Vedanta Resources and the Zambian government have finalised an agreement which will restore the ownership and management of Konkola Copper Mines to the conglomerate.
The agreement was signed on Monday between state firm ZCCM-IH and Vedanta’s head of base metals Chris Griffith in Lusaka, according to Reuters. Zambia seized the Konkola mine from Vedanta in 2019.
The agreement will pave the way for the re-appointment of the KCM board and the withdrawal of all legal challenges in court.
The provisional liquidator who was in charge of the assets will also be withdrawn, Zambia’s mines minister Paul Kabuswe Kabuswe.
The Konkola mine has reserves and resources of 16 million tonnes (mt) of contained copper.
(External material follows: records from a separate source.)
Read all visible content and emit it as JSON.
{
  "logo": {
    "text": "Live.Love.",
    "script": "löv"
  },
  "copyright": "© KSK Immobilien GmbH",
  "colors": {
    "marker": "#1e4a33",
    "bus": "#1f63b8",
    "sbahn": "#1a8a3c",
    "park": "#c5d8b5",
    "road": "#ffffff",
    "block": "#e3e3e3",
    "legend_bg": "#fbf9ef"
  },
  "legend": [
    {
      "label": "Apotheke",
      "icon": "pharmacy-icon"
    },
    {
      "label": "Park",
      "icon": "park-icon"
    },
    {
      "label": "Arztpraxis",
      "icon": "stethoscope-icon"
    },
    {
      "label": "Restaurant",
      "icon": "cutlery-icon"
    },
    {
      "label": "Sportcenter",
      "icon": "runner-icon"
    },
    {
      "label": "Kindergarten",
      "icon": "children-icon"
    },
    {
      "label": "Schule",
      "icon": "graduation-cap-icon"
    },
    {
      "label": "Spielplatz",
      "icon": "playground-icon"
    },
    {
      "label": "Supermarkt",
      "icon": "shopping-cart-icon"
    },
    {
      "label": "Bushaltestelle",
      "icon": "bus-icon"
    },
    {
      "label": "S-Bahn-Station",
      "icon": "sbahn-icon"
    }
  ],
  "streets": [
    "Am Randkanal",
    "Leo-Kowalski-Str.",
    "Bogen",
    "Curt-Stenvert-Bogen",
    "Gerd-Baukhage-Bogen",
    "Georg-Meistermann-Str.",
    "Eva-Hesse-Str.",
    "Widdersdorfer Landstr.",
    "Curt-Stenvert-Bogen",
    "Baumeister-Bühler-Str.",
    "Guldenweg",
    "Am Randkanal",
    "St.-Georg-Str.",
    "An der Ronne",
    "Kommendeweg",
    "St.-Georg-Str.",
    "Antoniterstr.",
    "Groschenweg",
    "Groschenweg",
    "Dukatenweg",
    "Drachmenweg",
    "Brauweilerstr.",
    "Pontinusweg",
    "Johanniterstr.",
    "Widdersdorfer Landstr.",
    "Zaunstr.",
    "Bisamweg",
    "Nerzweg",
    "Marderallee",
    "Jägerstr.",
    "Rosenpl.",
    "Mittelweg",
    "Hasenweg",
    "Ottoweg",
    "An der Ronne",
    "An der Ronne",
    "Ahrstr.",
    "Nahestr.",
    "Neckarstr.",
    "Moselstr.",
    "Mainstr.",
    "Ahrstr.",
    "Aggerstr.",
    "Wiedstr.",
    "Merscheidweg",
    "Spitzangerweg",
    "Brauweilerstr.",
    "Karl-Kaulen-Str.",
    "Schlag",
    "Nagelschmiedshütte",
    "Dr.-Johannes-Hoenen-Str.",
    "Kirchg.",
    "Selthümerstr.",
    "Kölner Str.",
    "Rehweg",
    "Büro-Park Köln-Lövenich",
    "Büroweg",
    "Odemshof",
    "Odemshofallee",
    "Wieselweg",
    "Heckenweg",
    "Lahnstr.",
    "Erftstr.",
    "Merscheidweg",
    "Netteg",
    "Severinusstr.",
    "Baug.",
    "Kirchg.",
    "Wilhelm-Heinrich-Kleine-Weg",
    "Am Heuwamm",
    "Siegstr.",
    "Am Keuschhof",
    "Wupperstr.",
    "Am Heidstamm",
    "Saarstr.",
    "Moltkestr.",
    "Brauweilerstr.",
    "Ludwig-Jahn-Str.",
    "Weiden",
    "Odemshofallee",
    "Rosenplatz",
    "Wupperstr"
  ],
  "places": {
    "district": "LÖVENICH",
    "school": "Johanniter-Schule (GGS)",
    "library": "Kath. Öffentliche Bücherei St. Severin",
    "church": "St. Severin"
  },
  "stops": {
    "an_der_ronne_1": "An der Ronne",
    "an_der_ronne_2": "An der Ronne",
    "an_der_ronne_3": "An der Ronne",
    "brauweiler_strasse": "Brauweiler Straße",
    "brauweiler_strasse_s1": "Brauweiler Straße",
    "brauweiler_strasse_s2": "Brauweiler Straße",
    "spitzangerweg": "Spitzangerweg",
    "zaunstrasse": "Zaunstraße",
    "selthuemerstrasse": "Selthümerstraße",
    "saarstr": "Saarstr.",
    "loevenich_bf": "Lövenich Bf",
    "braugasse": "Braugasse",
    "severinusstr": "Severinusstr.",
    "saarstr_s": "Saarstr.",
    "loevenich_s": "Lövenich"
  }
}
According to Vedanta Resources, the mine has a copper grade of 2.3 per cent which compares very favourably with the global average of 0.4 per cent.
The Anil Agarwal-company expects the mine to play a critical role in the vertical integration of its operations in copper,
which is critical to the energy transition needs of a decarbonising world.
Vedanta had also said Zambia’s decision to hand back the ownership of the mine — Vedanta holds a 79.4 per cent stake in the asset — is a significant step for India at a time the country’s demand for copper is growing at an annual rate of 25 per cent.
The company expects to be optimally positioned to deliver India’s energy transition needs in a fully integrated manner that combines Konkola’s strong upstream production with the downstream operations in India.
It said that while copper of several million tonnes is needed for both the generation and transmission of renewable energy, its supply is projected to fall short of demand.
That present production from copper minesis estimated at around 22mt, with demand set to reach 50mt by 2035.
The company is optimistic the reinstatement of the KCM operations will support the global supply of copper and facilitate electrification.
Currently, India is over 90 per cent dependent on imports for copper concentrate.